The Federal Reserve, as widely expected, left its key short-term interest rate near zero following its latest policy meeting Wednesday. The Fed cut rates to that level in March and has maintained that they are likely to remain there for several years as the economy recovers from the Covid-19 pandemic.
The Fed has launched several lending programs and other stimulus efforts in addition to slashing interest rates this year to support the economy during the coronavirus crisis.
“Economic activity and employment have continued to recover but remain well below their levels at the beginning of the year,” the Fed said in its statement.
“The path of the economy will depend significantly on the course of the virus. The ongoing public health crisis will continue to weigh on economic activity, employment, and inflation in the near term, and poses considerable risks to the economic outlook over the medium term,” the Fed added.
During a press conference, Powell noted that the optimism about Covid-19 vaccines is encouraging, but he noted it will take more time until Americans feel fully confident that they will be able to “reengage” in normal activities that would help boost the economy.
The central bank also released a separate survey of economic projections for the next few years.
The Fed does appear a little more optimistic about the future, indicating that it anticipates a 4.2% rebound in the nation’s gross domestic product in 2021 – up from a September forecast of 4% annualized growth.
The Fed also is forecasting that the unemployment rate will drop back to 5% by next year – down from an earlier estimate of 5.5%.
That’s still higher than where the unemployment rate was before the pandemic ramped up in the US in the spring. Powell pointed out in the press conference that the path of the overall economy remains “highly uncertain,” though he noted that the housing market has “fully recovered.”
“With vaccines on the horizon, the Fed’s economic projections for the next few years all got an upgrade, but don’t gloss over the immediate challenges still confronting the economy,” said Bankrate chief financial analyst Greg McBride in a report after the Fed announcement.
There are growing hopes that a new round of fiscal stimulus may be coming soon from politicians in Washington – and perhaps more will be done once President-elect Joe Biden takes office next month.
Recognizing the continued sluggishness of the broader economy, the Fed said in its statement that it plans to continue buying Treasury bonds and mortgage-backed securities as a way to help keep long-term bond rates low.
The Fed does not appear to be worried about all this stimulus leading to inflation.

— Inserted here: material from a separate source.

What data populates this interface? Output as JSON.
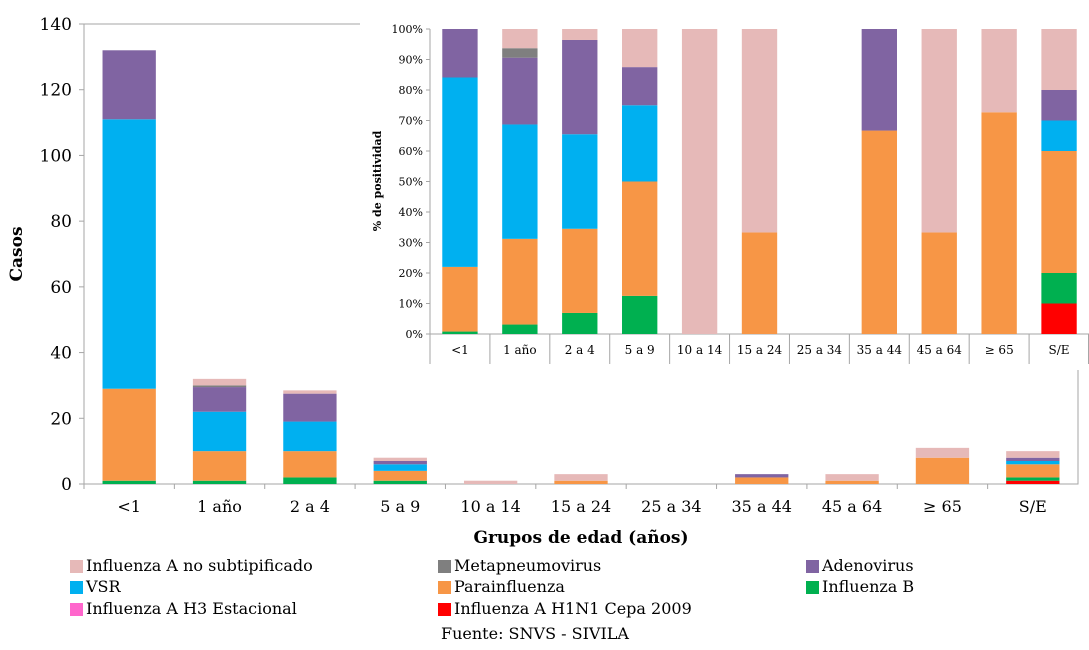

“Weaker demand and earlier declines in oil prices have been holding down consumer price inflation,” the Fed said – helping to justify why it will not need to raise interest rates anytime soon. The Fed said it expects an inflation rate of just 1.8% next year and 1.9% in 2022.
Still, there are some concerns about inflation eventually roaring back with a vengeance due to the large amount of stimulus.
“The risk is that we see material inflation surprises ahead of schedule,” said Ed Al-Hussainy, senior interest rate and currency analyst at Columbia Threadneedle, in a report.
Powell also said during the press conference that the recent rise in housing prices is not of a concern from a financial stability standpoint. He thinks it is a reflection of pent-up demand.
But Robert Frick, corporate economist with Navy Federal Credit Union, said in a tweet that he’s worried the Fed’s bond buying is keeping long-term rates low – and that “is making mortgage prices extremely cheap, and that’s fueling the bubble as much as demand.”
President-elect Biden will need to decide sometime in 2021 whether or not he wants to keep Powell as head of the Fed or nominate someone else to lead the central bank.
Powell’s term ends in February 2022 and there has been speculation that current Fed governor Lael Brainard, who was rumored to be a Treasury Secretary candidate before Biden selected Powell’s Fed predecessor Janet Yellen, could one day succeed Powell.
Roger Ferguson, a former Fed vice chairman who recently announced plans to retire as CEO of investing firm TIAA, could also be a contender to take over the Fed. Ferguson would make history as the Fed’s first Black chairman.